The PSIA (Professional Ski Instructors of America) has a certification process in which you may be in one of seven different levels of instructor, ranging from apprentice instructor, through ski school supervisor. To find out abotu the current requirements needed to get to a particular level ask your local chapter of the PSIA, or at your local ski school.

10.02) "How do I get started?"

Well, there are a number of ways you can get started. If you've never skied before, it would be a good idea to get some miles under your belt before you try to take on teaching others to ski. :)

I've seen people show up to teach with only one year of skiing, but often it is tough to help folks until you've had about 3-4 years of skiing. Many ski schools will only take instructors with prior experience. This often involves having a letter of recommendation from your old ski school. There are also a _few_ ski schools who will take first year instructors. I know of a few in the the Intermountain West which do this, they include, Park City, Park West, Brighton, Elk Meadows. I'm sure there are more and instructors who read this can perhaps add to the list.

US Ski instructors can read the Professional Ski Instructors of America's ATM (American Teaching Method) which is put out by the PSIA. The book goes over the basic "approved" technique surrounding a ski school lesson as prescribed by the PSIA. It include the teaching progression, teach philosophy, training, and the certification process.

10.03) "Do you teach all the year, and if not, what do you do for the rest of the year?"

Well, I taught from 8am to 5pm then I drove to a real job as a computer consultant. During the summer I did contruction during the days. Teaching skiing takes a few years to develop clients, until then the pay is awful. Be prepared to have another job during the first few years. I also know instructors who travel to the "other" hemisphere to teach during the off-season. Boy, talk about a die hard life style.

10.04) "How much could I expect to get paid?"

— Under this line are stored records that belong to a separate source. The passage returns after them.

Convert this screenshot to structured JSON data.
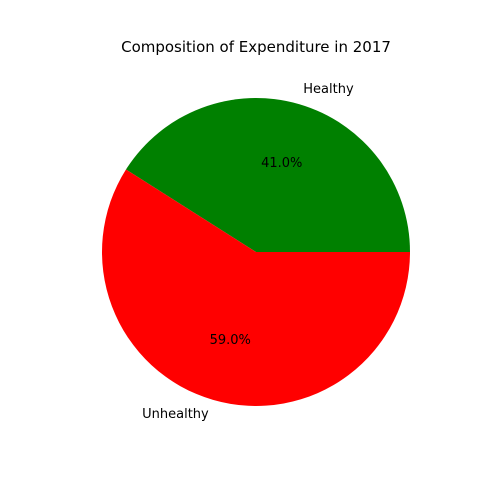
{
  "chart_data": {
    "type": "pie",
    "title": "Composition of Expenditure in 2017",
    "slices": [
      {
        "label": "Healthy",
        "value": 41.0,
        "pct_label": "41.0%",
        "color": "#008000"
      },
      {
        "label": "Unhealthy",
        "value": 59.0,
        "pct_label": "59.0%",
        "color": "#ff0000"
      }
    ],
    "start_angle_deg": 0,
    "direction": "counterclockwise",
    "legend": "none"
  }
}
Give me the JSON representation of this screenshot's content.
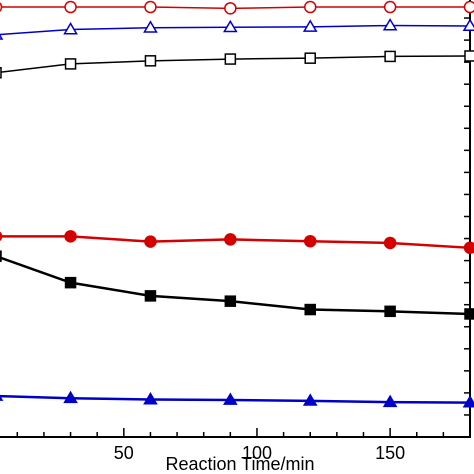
{
  "chart_data": {
    "type": "line",
    "xlabel": "Reaction Time/min",
    "ylabel": "",
    "title": "",
    "xlim": [
      2,
      180
    ],
    "ylim": [
      0,
      100
    ],
    "x_ticks": [
      50,
      100,
      150
    ],
    "x_minor_step": 10,
    "y_minor_step": 5,
    "grid": false,
    "series": [
      {
        "color": "#d40000",
        "marker": "circle",
        "filled": false,
        "x": [
          2,
          30,
          60,
          90,
          120,
          150,
          180
        ],
        "y": [
          97.5,
          97.5,
          97.5,
          97.2,
          97.5,
          97.5,
          97.5
        ]
      },
      {
        "color": "#0000c8",
        "marker": "triangle",
        "filled": false,
        "x": [
          2,
          30,
          60,
          90,
          120,
          150,
          180
        ],
        "y": [
          91.2,
          92.4,
          92.8,
          92.9,
          93.0,
          93.3,
          93.2
        ]
      },
      {
        "color": "#000000",
        "marker": "square",
        "filled": false,
        "x": [
          2,
          30,
          60,
          90,
          120,
          150,
          180
        ],
        "y": [
          82.6,
          84.6,
          85.3,
          85.7,
          85.9,
          86.3,
          86.4
        ]
      },
      {
        "color": "#d40000",
        "marker": "circle",
        "filled": true,
        "x": [
          2,
          30,
          60,
          90,
          120,
          150,
          180
        ],
        "y": [
          45.5,
          45.5,
          44.3,
          44.8,
          44.4,
          44.0,
          42.9
        ]
      },
      {
        "color": "#000000",
        "marker": "square",
        "filled": true,
        "x": [
          2,
          30,
          60,
          90,
          120,
          150,
          180
        ],
        "y": [
          41.0,
          35.0,
          32.0,
          30.8,
          28.9,
          28.5,
          27.9
        ]
      },
      {
        "color": "#0000c8",
        "marker": "triangle",
        "filled": true,
        "x": [
          2,
          30,
          60,
          90,
          120,
          150,
          180
        ],
        "y": [
          9.3,
          8.8,
          8.5,
          8.4,
          8.2,
          7.9,
          7.8
        ]
      }
    ]
  }
}
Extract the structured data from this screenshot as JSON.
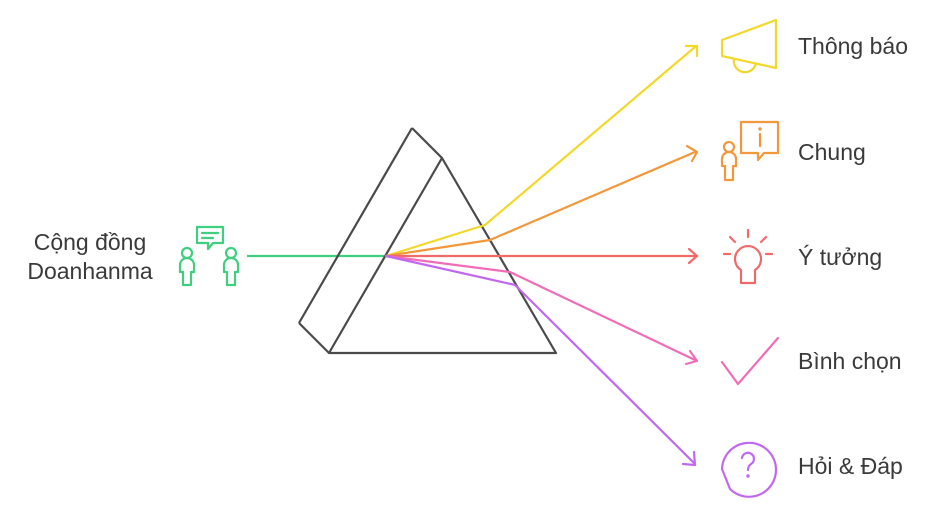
{
  "source": {
    "label_line1": "Cộng đồng",
    "label_line2": "Doanhanma",
    "color": "#3fcf7f",
    "icon": "community-chat-icon"
  },
  "prism": {
    "color": "#4a4a4a"
  },
  "outputs": [
    {
      "label": "Thông báo",
      "color": "#f2d82a",
      "icon": "megaphone-icon"
    },
    {
      "label": "Chung",
      "color": "#f2973a",
      "icon": "person-info-icon"
    },
    {
      "label": "Ý tưởng",
      "color": "#f06a6a",
      "icon": "lightbulb-icon"
    },
    {
      "label": "Bình chọn",
      "color": "#f06cb8",
      "icon": "checkmark-icon"
    },
    {
      "label": "Hỏi & Đáp",
      "color": "#c068f0",
      "icon": "question-bubble-icon"
    }
  ]
}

In the US a starting instructor without a PSIA certification can expect to get about 45% of what they take in, figure a single lesson at about $15. Once you are certified you can get up to 60% of what you take in (depending on your current level of certification). We had 140 instructors on our ski school, if everybody takes ten people we'd need to have 1400 lessons a day for us all to make money. We are all sub-contractors which means that you don't get paid unless you teach. Our ski school had about 350 lessons a day on good days, so lots of us had weeks where we only taught once or twice. Like I said up earlier, be prepared for a second job for survival money.

10.05) "Can I teach all my life, or is it a job which you do for only a few years?"

If you stay healthy, all your life. I have a friend who is 85 and he still teaches!

10.06) "How old must I be to start teaching?"

Old enough to have the patience, strength, and knowledge. Our youngest was 17 years old. But, I don't see why a mature person couldn't start earlier if they had the drive and the desire. It does require inter- personal interaction, so often younger people can lack the people skills needed to be an effective instructor. You also have to remember, many ski instructors are expected to do more around the mountains than just teach skiing, if you witness an accident, you should know enough first aid to be able to help in a responsible manner.